Proscia, a provider of artificial intelligence (AI)-enabled digital pathology software, has released the findings of a new study on the first deep-learning system with proven accuracy in real laboratory environments. Published in Scientific Reports, a journal from Nature Research, the study is the largest AI validation study conducted in pathology to date and supports the growing impact of AI in cancer diagnosis.
The Proscia’s study, entitled “Tailored for Real-World: A Whole Slide Image Classification System Validated on Uncurated Multi-Site Data Emulating the Prospective Pathology Workload”, describes a deep-learning system that achieves 98% accuracy in classifying whole-slide images of skin biopsies in real laboratory settings. To achieve this consistent performance, the system was designed using high-quality and diverse de-identified data. It was developed using thousands of images from the Dermatopathology Laboratory of Central States, one of the largest dermatopathology laboratories in the USA, and tested on an uncurated set of 13,537 images from Cockerell Dermatopathology, Thomas Jefferson University Hospital and University of Florida to account for the wide variety of diseases seen in practice. Pictured is a juvenile xanthogranuloma showing distinctive touton giant cells.
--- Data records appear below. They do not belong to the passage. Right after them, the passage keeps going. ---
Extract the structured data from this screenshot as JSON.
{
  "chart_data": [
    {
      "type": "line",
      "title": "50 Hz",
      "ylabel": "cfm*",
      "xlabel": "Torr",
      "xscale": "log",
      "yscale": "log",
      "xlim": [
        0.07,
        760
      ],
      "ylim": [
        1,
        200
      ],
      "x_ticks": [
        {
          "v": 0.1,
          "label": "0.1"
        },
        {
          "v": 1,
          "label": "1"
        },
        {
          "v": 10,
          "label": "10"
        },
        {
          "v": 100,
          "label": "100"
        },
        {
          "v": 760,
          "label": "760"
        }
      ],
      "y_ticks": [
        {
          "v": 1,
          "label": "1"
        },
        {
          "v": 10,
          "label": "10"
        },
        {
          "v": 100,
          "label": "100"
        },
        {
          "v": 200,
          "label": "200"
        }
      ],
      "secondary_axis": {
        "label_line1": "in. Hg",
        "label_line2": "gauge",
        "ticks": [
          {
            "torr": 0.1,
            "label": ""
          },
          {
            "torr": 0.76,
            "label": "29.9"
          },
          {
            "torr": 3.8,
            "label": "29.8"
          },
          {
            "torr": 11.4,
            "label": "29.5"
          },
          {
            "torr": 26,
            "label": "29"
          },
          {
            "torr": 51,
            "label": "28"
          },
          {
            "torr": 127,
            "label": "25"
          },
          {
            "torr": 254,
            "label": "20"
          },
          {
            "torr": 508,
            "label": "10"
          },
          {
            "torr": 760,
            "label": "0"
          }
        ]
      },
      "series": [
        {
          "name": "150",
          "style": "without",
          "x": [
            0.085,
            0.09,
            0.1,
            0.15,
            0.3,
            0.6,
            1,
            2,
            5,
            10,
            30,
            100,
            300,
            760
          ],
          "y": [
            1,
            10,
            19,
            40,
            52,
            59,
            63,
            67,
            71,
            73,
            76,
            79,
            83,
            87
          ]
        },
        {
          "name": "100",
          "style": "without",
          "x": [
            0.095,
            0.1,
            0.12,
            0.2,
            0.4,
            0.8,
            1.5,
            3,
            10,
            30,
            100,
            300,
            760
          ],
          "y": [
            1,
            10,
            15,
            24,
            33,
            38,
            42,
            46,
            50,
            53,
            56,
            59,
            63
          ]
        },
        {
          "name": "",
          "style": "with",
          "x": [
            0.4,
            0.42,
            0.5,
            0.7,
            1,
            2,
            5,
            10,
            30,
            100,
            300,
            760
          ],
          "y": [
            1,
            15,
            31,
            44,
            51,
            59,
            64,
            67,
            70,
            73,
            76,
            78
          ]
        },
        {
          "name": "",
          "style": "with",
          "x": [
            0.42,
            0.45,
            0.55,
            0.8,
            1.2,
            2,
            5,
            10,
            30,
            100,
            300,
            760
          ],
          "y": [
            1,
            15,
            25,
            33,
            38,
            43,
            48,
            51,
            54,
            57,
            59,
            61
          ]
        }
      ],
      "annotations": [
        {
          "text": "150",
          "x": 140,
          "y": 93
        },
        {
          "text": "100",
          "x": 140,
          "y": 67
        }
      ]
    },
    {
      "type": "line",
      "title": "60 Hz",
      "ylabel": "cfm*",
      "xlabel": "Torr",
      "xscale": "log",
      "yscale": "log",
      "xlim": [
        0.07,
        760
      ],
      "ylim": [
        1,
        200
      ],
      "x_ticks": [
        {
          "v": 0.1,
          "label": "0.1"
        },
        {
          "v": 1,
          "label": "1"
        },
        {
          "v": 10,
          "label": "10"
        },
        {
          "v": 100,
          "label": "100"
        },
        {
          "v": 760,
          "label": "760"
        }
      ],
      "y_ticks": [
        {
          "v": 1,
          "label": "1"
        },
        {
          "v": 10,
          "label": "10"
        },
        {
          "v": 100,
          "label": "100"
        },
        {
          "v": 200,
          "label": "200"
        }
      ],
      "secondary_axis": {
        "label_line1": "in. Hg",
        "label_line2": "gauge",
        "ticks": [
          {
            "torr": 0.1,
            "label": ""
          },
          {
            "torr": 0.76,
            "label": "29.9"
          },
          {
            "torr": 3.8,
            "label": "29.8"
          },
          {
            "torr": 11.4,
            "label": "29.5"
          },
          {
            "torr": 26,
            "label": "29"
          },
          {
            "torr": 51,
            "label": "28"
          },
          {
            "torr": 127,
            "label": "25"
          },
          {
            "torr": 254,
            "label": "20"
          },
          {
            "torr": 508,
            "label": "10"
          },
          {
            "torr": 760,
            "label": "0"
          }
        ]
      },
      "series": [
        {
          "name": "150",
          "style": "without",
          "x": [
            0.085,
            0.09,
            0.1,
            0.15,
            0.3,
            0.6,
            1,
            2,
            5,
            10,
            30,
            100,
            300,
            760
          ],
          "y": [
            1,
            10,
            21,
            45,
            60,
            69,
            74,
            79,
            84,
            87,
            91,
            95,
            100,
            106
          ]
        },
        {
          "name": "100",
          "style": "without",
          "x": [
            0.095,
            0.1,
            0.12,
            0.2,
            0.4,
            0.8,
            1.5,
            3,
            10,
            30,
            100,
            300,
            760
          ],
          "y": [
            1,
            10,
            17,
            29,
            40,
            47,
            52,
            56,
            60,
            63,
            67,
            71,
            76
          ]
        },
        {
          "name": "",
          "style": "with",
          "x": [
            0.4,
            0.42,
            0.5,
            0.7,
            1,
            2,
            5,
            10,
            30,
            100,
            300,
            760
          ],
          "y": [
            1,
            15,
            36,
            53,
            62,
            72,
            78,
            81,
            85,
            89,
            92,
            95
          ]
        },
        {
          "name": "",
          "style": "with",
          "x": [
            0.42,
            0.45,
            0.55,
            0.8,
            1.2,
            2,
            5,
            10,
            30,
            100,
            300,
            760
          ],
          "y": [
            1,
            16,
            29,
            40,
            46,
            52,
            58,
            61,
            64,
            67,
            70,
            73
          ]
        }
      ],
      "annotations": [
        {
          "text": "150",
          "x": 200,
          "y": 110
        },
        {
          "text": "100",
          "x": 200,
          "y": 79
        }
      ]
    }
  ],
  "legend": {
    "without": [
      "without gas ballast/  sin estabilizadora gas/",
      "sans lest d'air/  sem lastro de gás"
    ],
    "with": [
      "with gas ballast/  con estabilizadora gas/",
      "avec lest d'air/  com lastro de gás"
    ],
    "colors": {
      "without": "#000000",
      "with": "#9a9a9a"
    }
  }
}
Proscia conducted this study to validate its DermAI application and bring AI into the pathology laboratory. Launched in June 2019, DermAI is the first in a series of AI applications on Proscia’s Concentriq platform. By using deep learning to classify hundreds of variants of skin diseases automatically, DermAI is driving much-needed confidence, quality and efficiency gains with capabilities including intelligent workload balancing, case prioritisation, automated QA, and 100% AI re-review. This first-of-its-kind pathology solution can reduce costly errors and process-added volume to meet the global cancer burden.